NASSER GAMAL ABDEL (1918-1970)
Au jour de sa mort, le 28 septembre 1970, une émotion intense et presque unanime dans le monde rend hommage à Gamal Abdel Nasser, homme d'État, grand patriote, homme d'honneur, deuxième – après Mohammed Ali – parmi les créateurs de l' Égypte moderne, formateur de l'unité arabe, dirigeant éminent du mouvement afro-asiatique et de la lutte anti-impérialiste dans le monde, haute figure de la renaissance de l'Orient – essentiellement, chef de la révolution nationale égyptienne à laquelle il sut imprimer un cours radical orienté vers l'option socialiste.
Pourtant, les motifs ne manquent pas pour dresser un constat de carence, et en tout premier lieu l'occupation du territoire national égyptien jusqu'au canal de Suez, paralysé, à la suite de la guerre de juin 1967 et de la défaite éclair égyptienne. L'opinion occidentale, pour sa part, n'oubliera pas Suez (1956) et la résurgence du « nationalitarisme » arabe qui fournit, entre autres, son armature au Front de libération nationale algérien.
Comment rendre compte de ce divorce ? On invoquera tour à tour le hiatus entre l'Orient et l'Occident, la récusation par l'Occident de tout ce qui se pose en s'opposant à son hégémonie, les impératifs de l'autocratie. Le divorce est tel qu'il faut faire référence au cadre général de l'affrontement mondial dont Gamal Abdel Nasser fut l'un des hommes charnières, comme aussi aux luttes qui accompagnent la restructuration de la société égyptienne, et ce à partir d'une personnalité complexe, à la mesure de l'héritage national culturel de l'Égypte.
Une percée fulgurante
De sa naissance, le 15 janvier 1918, dans la famille d'un humble fonctionnaire des Postes, à Banī Morr, au cœur de la haute Égypte, patrie des grands pharaons, à sa mort, à ces funérailles du 15 octobre 1970 qui furent, par le concours du peuple réuni, une des plus grandes manifestations politiques de l'histoire mondiale (six millions d'ouvriers, de fellahs, de jeunes scandant les mots d'ordre de socialisme et de révolution : « Avec l'armée, avec le peuple, nous continuerons notre route ! »), la vie de Gamal Abdel Nasser apparaît comme une percée fulgurante, imprévue, brutalement stoppée par les effets de l'épuisement.

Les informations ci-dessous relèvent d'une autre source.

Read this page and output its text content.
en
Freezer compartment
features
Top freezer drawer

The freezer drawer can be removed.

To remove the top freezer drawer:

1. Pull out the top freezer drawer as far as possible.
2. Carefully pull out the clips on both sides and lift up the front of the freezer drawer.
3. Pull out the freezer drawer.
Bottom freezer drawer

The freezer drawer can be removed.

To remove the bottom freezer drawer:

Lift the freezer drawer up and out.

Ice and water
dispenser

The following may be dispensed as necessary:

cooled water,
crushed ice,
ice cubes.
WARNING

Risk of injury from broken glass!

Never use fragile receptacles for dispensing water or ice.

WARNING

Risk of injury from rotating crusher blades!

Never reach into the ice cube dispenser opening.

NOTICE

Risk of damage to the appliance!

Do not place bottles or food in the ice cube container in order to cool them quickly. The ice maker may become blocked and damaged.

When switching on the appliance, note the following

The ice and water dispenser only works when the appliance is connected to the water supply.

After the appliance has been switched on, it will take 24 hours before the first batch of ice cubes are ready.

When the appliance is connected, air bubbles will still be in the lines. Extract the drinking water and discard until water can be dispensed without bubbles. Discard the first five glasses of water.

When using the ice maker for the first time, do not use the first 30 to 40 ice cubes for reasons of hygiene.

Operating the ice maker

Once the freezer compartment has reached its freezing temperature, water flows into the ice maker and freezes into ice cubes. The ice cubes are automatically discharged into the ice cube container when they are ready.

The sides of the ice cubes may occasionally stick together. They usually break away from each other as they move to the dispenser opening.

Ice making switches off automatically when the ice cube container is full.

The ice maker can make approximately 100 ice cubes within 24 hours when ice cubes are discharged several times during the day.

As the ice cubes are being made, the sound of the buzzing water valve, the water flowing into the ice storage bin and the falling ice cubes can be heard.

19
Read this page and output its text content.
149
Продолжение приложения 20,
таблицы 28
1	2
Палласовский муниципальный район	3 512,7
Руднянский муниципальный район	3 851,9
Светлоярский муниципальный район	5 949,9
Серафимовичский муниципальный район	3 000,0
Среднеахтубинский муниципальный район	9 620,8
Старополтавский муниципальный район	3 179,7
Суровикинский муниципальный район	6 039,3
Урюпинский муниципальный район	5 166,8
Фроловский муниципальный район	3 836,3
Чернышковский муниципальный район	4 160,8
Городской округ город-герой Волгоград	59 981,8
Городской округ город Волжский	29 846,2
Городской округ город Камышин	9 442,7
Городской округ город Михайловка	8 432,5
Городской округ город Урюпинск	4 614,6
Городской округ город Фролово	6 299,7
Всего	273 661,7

Il vécut son enfance à Alexandrie, métropole cosmopolite et bariolée, et fit ses études primaires et secondaires au Caire, au cœur de la ville islamique. Au moment de la grande vague insurrectionnelle qui déferle sur le pays en 1935, il prend la tête de l'Union des étudiants du secondaire qu'il mène au combat contre la dictature du grand capital (Ismaïl Sidky) ; blessé à la tête, il continue la lutte contre le traité anglo-égyptien de 1936. L'Académie militaire est enfin ouverte aux fils des humbles par le Wafd : Nasser fait partie de la première promotion, dont il est major. Sous-lieutenant à Mankabād, il y forme le premier noyau d'officiers patriotes (Anouar el-Sadate, Zakariyya Mohieddin, notamment) qui font serment de « libérer l'Égypte ». Capitaine, professeur à l'Académie militaire, breveté de l'École de guerre (1947), il est lieutenant-colonel pendant la première guerre de Palestine (1948), et s'illustre par une résistance héroïque à Falouga, où il est grièvement blessé. Depuis 1939, une génération de jeunes Égyptiens cherche les voies de la libération et de la révolution : tandis que la gauche se regroupe autour du Comité national des ouvriers et des étudiants et que la droite intégriste se reconnaît dans la confrérie des Frères musulmans, le centre wafdiste vacille, tolère la mainmise du Palais et le scandale des armes défectueuses. La défaite de 1948 va amener la constitution de l'organisation des Officiers Libres, faisant écho à cette interrogation brûlante de l'écolier[...]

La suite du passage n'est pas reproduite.